Pekerjaan apa yang dia maksud, aku bingung menjabarkannya sampai sejauh ini. Dia memanjangkan rambut. Dia bersolek. Dia mengukir bibir dengan gincu merah. Dia memakai sepatu hak tinggi. Dia memakai pakaian wanita lalu menemani malam di persinggahan remang dengan tangan melambai!
Di waktu yang berbeda, di saat semua orang sibuk dengan apa yang dikejar. Saya lalu benar-benar paham saat dirinya menepi dalam sudut. Bukan sekali dua kali ia mengejar kerja ke warung kopi, menjadi sales, penjaga toko, atau apapun yang pernah ia hinggapi. Semua sama memberi jawaban, bahwa dirinya tidak mampu bekerja.
“Aku dianggap lemah, Bang!”
Pilihan yang tidak mungkin saya tebak akan ke mana. Tetapi pilihan itu kemudian bermuara kepada apa yang ingin dia capai. Dia kembali ke semula, bekerja seperti yang ‘enak’ didefisini segala kata. Dia menepi ke sudut-sudut kota saat jam malam membuat orang-orang bahagia dalam mimpi-mimpi mereka.

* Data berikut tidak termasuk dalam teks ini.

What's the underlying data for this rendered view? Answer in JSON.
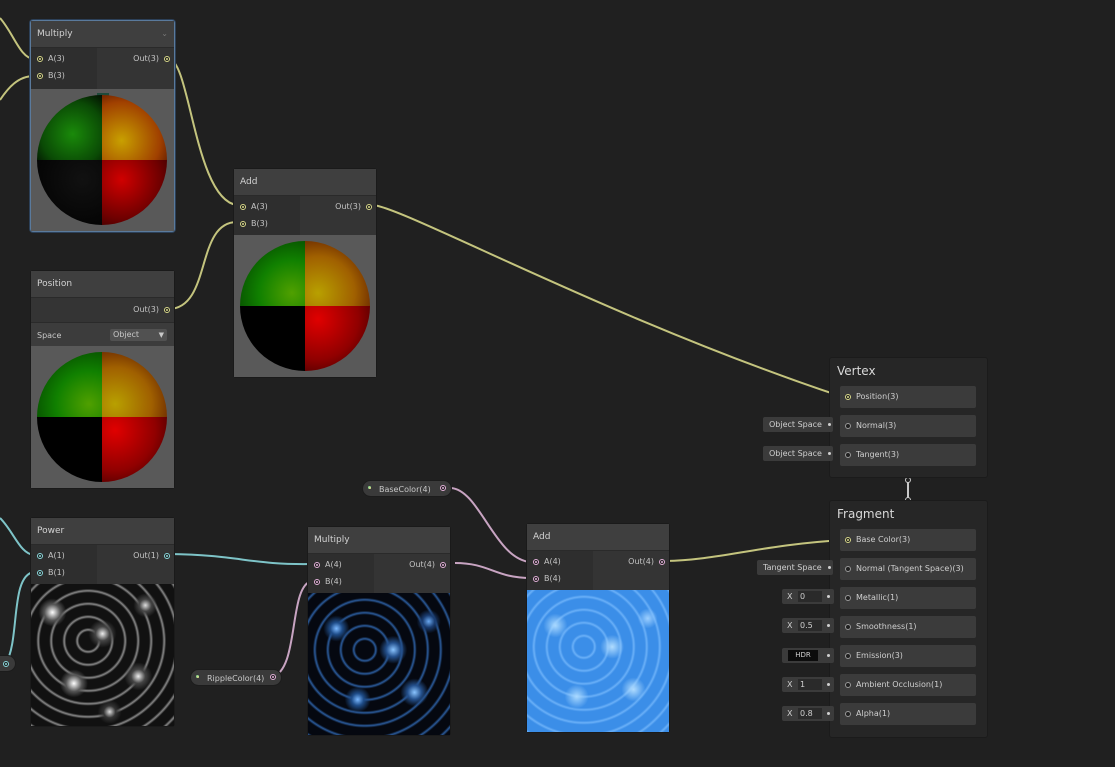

“Pelanggan aku banyak, dari semua kalangan!” saya tidak meminta detail tetapi cukup tahu maksudnya. Pelabuhan yang dia arungi kian bermuara ke sisi keinginannya. Tetapi dia tidak berubah. Kehidupannya tetap kacau seperti sediakala. Dia tidak berkecukupan. Dia tidak juga berada di atas awan meskipun tiap malam menerima banyak ‘tamu’ dengan bayaran tinggi.
“Si Nona – nama samaran temannya – sudah bisa beli sepeda motor dan tinggal di kontrakan mahal!” iri di hatinya ketika menceritakan kisah temannya, si Nona, entah siapa nama pria itu.
“Si Nabel – juga dengan bukan nama sebenarnya – sering keluar negeri bareng pacarnya!” tidak hanya iri, namun luka yang membara dari kata-kata yang keluar dari mulutnya.
“Aku kayak begini saja, aku selalu sial. Orang bilang aku cantik, tapi tetap saja aku nggak sanggup kayak si Nona, aku nggak dapat pacar kayak si Nabel, aku harus bekerja sampai pegal seluruh badan!”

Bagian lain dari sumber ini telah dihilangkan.